Insights into mycobacteriome composition in Mycobacterium bovis-infected African buffalo (Syncerus caffer) tissue samples.

Animal tuberculosis significantly challenges global health, agriculture, and wildlife conservation efforts. Mycobacterial cultures are resource-intensive, time-consuming, and challenged by heterogeneous populations. In this study, we employed a culture-independent approach, using targeted long-read-based next-generation sequencing (tNGS), to investigate the mycobacterial composition in 60 DNA samples extracted from Mycobacterium bovis infected culture-confirmed African buffalo tissue. We detected mycobacterial DNA in 93.3% of the samples and the sensitivity for detecting Mycobacterium tuberculosis complex (MTBC) was 91.7%, demonstrating a high concordance of our culture-independent tNGS approach with mycobacterial culture results. In five samples, we identified heterogenous mycobacterial populations with various non-tuberculous mycobacteria, including members of the Mycobacterium avium complex (MAC), M. smegmatis, and M. komaniense. The latter Mycobacterium species was described in South Africa from bovine nasal swabs and environmental samples from the Hluhluwe-iMfolozi Park, which was the origin of the buffalo samples in the present study. This finding suggests that exposure to environmental mycobacteria may confound detection of MTBC in wildlife. In conclusion, our approach represents a promising alternative to conventional methods for detecting mycobacterial DNA. This high-throughput technique enables rapid differentiation of heterogeneous mycobacterial populations, which will contribute valuable insights into the epidemiology, pathogenesis, and microbial synergy during mycobacterial infections.

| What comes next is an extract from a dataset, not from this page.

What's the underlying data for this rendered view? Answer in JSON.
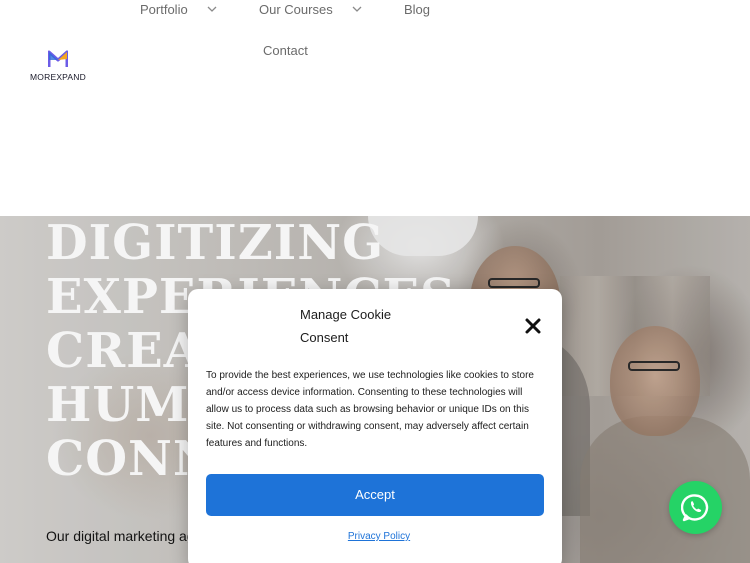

Advancing animal tuberculosis surveillance using culture-independent long-read whole-genome sequencing.

Animal tuberculosis is a significant infectious disease affecting both livestock and wildlife populations worldwide. Effective disease surveillance and characterization of Mycobacterium bovis (M. bovis) strains are essential for understanding transmission dynamics and implementing control measures. Currently, sequencing of genomic information has relied on culture-based methods, which are time-consuming, resource-demanding, and concerning in terms of biosafety. This study explores the use of culture-independent long-read whole-genome sequencing (WGS) for a better understanding of M. bovis epidemiology in African buffaloes (Syncerus caffer). By comparing two sequencing approaches, we evaluated the efficacy of Illumina WGS performed on culture extracts and culture-independent Oxford Nanopore adaptive sampling (NAS). Our objective was to assess the potential of NAS to detect genomic variants without sample culture. In addition, culture-independent amplicon sequencing, targeting mycobacterial-specific housekeeping and full-length 16S rRNA genes, was applied to investigate the presence of microorganisms, including nontuberculous mycobacteria. The sequencing quality obtained from DNA extracted directly from tissues using NAS is comparable to the sequencing quality of reads generated from culture-derived DNA using both NAS and Illumina technologies. We present a new approach that provides complete and accurate genome sequence reconstruction, culture independently, and using an economically affordable technique.